We get a reference to our button with findViewById, by passing in the id of our button, and casting the result to a button.

We then call setOnClickListener on our button. This accepts a reference to an OnClickListener interface implementation.

Jim says Java doesn’t have delegates. It uses interfaces instead.

The onClick method calls handleButton1Click, which is a new method we write. In this method we get a reference to our TextView and calling setText.

As Jim writes the code we see though bubbles comes up saying things like “Feels like we’re doing a lot of plumbing code” and “There must be a simpler way than this”.

He says there is a more elegant way.

Mimicking Delegates to Handle Event Callbacks

Jim says .NET delegates allow callbacks into object methods and that makes it very easy to pass callback objects around.

For a good explanation of delegates see Dan Wahlin’s course C# Events, Delegates and Lambdas.

Java doesn’t support delegates (even in Java 8). It does all of its callback handling work using interfaces. But we can fake them with Nested, anonymous classes.

A nested class is a class declared inside another class. Nested classes get a reference to the containing class.

Java also supports anonymous classes, which have a class instance, but no formal declaration.
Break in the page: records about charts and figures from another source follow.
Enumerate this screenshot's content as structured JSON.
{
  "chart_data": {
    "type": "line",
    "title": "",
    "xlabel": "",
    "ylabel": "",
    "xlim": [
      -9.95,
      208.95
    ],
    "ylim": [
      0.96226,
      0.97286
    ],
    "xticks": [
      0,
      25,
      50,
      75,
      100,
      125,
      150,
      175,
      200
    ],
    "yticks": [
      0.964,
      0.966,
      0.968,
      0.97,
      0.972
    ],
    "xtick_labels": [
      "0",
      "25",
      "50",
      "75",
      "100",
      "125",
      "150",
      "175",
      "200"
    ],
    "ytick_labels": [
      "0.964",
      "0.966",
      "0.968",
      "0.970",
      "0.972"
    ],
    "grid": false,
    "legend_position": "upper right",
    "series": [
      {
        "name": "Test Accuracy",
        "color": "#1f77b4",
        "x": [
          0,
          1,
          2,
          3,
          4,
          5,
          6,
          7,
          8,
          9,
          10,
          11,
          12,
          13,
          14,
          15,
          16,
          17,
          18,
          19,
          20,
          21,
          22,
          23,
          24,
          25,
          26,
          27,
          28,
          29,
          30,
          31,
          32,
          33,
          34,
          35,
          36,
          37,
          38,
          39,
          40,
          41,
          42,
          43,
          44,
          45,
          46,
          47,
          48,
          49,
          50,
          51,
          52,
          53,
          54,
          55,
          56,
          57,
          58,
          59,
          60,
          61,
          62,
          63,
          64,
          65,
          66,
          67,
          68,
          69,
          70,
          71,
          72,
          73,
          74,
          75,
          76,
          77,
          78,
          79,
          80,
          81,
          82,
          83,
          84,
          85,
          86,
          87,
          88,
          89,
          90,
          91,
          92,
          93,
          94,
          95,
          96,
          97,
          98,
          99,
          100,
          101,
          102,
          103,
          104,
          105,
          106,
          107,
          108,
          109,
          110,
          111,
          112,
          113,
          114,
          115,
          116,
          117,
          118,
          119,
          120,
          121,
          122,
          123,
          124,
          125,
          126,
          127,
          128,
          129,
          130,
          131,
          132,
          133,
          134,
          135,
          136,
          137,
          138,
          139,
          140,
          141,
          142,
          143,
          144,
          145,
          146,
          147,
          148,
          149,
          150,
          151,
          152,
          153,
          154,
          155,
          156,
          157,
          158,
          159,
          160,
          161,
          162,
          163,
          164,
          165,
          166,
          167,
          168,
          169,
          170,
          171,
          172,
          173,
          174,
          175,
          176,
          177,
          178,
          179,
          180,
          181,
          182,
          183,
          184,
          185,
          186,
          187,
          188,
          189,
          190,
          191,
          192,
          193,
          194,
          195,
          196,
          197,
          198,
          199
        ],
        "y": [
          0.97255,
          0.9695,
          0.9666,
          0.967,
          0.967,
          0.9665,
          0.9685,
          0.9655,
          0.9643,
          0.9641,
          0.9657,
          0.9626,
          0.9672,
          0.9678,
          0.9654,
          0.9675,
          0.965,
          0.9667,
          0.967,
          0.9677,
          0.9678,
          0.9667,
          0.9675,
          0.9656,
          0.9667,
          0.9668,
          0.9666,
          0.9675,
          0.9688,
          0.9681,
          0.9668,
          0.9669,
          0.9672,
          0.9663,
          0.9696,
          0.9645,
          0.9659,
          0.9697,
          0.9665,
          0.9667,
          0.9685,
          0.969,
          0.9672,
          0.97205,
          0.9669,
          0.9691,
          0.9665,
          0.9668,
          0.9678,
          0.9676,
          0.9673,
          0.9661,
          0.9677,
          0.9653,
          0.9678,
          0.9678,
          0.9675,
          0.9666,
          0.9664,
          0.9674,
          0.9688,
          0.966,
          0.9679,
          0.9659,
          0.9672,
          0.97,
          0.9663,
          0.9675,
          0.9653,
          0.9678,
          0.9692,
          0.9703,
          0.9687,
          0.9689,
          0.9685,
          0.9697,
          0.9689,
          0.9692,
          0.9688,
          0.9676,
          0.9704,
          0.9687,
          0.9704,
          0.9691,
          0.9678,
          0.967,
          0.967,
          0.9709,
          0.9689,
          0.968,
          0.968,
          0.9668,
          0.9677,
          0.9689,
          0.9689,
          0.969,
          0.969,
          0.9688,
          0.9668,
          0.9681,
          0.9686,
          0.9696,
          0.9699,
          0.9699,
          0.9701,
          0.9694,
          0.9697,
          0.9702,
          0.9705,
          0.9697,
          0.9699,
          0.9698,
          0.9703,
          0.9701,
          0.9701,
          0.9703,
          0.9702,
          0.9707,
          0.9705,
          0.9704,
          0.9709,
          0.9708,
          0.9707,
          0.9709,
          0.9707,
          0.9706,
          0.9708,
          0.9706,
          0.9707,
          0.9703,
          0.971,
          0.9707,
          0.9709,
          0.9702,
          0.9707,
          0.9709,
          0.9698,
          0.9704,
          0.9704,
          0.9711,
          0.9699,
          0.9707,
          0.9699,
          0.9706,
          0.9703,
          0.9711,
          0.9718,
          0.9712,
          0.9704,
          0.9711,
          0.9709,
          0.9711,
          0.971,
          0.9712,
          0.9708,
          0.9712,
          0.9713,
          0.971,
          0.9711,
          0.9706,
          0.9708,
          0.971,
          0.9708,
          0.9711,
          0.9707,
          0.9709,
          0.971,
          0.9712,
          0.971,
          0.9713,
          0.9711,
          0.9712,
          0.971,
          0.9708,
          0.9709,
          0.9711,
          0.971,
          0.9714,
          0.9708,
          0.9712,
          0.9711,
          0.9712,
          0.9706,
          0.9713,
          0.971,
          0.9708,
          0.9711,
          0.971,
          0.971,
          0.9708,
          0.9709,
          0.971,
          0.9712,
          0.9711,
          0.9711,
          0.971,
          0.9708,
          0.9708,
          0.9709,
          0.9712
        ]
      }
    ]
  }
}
That’s the theory. In the next lesson Jim show how to do it.

Handling Event Callbacks More Easily

In this lesson, the code is cleaned up considerably. The onClick method is removed altogether.

We create an anonymous class as our argument for setOnClickListener, and we see that Android Studio helps us by generating stubbed code for us:

theButton.setOnClickListener(new View.OnClickListener() {
   public void onClick(View view) {


Inside onClick we can just directly call handleButton1Click or whatever our button click handling method happens to be.

Jim explains that if we wanted to we could also write it explicitly as OtherActivity.this.handleButton1Click.